José, un valenciano de 51 años, ha logrado recuperar su vivienda habitual tras permanecer nueve meses viviendo en una furgoneta debido a la inquiokupación de su inmueble. A pesar de contar con un trabajo fijo y una casa en propiedad, el afectado se vio obligado a pernoctar en su vehículo, después de que sus inquilinos, hijos de sus vecinos de arriba, dejaran de pagar la renta y él necesitara el piso tras una ruptura sentimental.
El desalojo judicial se produjo, revelando un escenario de destrozos, suciedad y deudas acumuladas de electricidad que han incluido al propietario en listas de morosos.
“Se saben amparados por el sistema”
Tal y como detalla Espejo Público, el lanzamiento, ejecutado por la comisión judicial y un cerrajero, pone fin a un calvario que José describe como un "abandono" por parte de las autoridades.
Durante estos nueve meses, el propietario ha mantenido su puesto de trabajo cara al público pese a sufrir dos golpes de calor por las altas temperaturas en la furgoneta e intentos de robo durante la noche.
"Mi vida ha importado menos a nivel del sistema que el gato que han dejado dentro", lamentó José al entrar en su propiedad, criticando la desprotección que sufren los pequeños propietarios frente a quienes “se saben amparados por el sistema”, confesaba al programa.
Dos gatos abandonados y una familia vulnerable
La recuperación del inmueble, de unos 100 metros cuadrados y ubicado en un barrio donde la familia de José es muy conocida, no ha estado exenta de incidentes.

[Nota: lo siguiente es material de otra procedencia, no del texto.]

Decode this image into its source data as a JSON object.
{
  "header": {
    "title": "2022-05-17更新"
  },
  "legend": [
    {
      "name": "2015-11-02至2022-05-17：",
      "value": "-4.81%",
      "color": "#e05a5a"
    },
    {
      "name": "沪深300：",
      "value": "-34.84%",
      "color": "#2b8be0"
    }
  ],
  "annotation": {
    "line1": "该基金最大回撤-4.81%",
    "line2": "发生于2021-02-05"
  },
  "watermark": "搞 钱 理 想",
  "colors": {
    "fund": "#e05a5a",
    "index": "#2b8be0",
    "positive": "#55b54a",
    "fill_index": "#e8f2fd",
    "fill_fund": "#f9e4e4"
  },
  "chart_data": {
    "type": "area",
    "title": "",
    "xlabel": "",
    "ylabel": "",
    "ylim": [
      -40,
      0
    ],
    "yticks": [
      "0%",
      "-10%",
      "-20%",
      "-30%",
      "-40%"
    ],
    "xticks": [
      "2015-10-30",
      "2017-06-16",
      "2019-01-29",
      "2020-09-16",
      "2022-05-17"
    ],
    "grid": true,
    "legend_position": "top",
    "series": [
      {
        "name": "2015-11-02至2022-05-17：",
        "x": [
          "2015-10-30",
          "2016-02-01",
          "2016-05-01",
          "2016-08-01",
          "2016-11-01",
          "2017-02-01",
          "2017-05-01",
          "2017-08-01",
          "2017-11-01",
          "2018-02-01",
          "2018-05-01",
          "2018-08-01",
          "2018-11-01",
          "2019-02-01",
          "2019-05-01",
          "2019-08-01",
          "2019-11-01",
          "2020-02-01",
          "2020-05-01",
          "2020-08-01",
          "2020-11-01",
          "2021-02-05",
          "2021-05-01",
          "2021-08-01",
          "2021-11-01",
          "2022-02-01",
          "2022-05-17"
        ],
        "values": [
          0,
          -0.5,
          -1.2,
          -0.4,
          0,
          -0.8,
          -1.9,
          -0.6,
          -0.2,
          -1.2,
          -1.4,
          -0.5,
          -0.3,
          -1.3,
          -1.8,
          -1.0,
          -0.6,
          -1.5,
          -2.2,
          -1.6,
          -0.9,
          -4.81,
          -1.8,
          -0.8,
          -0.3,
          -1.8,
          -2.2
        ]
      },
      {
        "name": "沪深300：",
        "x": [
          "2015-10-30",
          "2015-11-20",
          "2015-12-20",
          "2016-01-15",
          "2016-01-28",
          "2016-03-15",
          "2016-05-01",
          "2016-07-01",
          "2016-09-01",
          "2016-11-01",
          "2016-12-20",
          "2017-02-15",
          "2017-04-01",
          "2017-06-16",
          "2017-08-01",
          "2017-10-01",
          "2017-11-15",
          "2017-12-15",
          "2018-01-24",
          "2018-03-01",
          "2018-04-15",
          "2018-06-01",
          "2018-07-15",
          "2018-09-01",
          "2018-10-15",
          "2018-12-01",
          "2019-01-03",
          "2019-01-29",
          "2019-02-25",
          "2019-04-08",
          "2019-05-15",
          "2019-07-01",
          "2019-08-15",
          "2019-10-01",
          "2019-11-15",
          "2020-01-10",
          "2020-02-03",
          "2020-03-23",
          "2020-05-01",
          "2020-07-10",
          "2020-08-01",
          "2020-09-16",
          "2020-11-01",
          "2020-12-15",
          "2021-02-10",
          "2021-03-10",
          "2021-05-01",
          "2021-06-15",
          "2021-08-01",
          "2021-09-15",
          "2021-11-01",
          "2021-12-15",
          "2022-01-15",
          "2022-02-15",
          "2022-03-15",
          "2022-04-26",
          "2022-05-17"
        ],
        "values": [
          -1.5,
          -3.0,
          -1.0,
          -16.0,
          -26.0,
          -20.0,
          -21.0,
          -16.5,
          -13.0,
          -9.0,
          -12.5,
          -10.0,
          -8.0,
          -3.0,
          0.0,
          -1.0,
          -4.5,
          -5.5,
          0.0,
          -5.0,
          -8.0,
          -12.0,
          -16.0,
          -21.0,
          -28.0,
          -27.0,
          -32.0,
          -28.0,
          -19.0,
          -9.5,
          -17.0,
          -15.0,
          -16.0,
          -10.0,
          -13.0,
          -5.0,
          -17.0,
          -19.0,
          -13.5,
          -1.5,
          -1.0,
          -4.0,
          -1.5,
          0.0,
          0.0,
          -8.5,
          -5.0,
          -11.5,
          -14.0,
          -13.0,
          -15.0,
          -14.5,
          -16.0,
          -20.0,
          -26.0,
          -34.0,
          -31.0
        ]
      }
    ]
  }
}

Al acceder a la vivienda, el propietario encontró dos gatos abandonados, una maniobra que, según su abogado, suele utilizarse como "truco para intentar suspender el lanzamiento" alegando la protección de animales vulnerables.
Además de la presencia de los animales, la vivienda presentaba múltiples desperfectos, mal olor y estaba repleta de enseres inservibles. Los antiguos inquilinos, que alegaban vulnerabilidad por tener hijos menores, residen ahora en el piso inmediatamente superior con sus padres, lo que augura una convivencia conflictiva.
“Me he sentido desesperado por no saltarme ninguna regla mientras se me paraba la vida”
El caso de José, aunque se dio a conocer en 2024, subraya ahora las grietas de la actual Ley de Vivienda. Aunque la orden de desalojo se emitió para días posteriores, los ocupantes hicieron caso omiso, prolongando la estancia del dueño en la calle casi tres meses más. "Ellos tienen una hoja de ruta, se saben amparados por la justicia o, mejor dicho, por el sistema", explicó el afectado, quien agradeció el apoyo de la Plataforma de Afectados por la Ocupación.
"He pasado frío en invierno y calor en verano. Me he sentido desesperado por haber hecho las cosas bien y sin saltarme ninguna regla, mientras me paraban la vida", declaró José tras instalar una cerradura de alta seguridad.
“He visto cosas viviendo en la calle”
A la pérdida de ingresos por el alquiler y el coste del proceso judicial, se suma ahora una deuda de suministros superior a los 120 euros y la necesidad de rehabilitar una vivienda que perteneció a sus padres.
Pese a las amenazas recibidas por parte del padre de la inquilina, José asegura no tener miedo tras la dureza de los últimos meses: "He visto muchas cosas viviendo en la calle; ¿qué miedo voy a tener yo ahora?".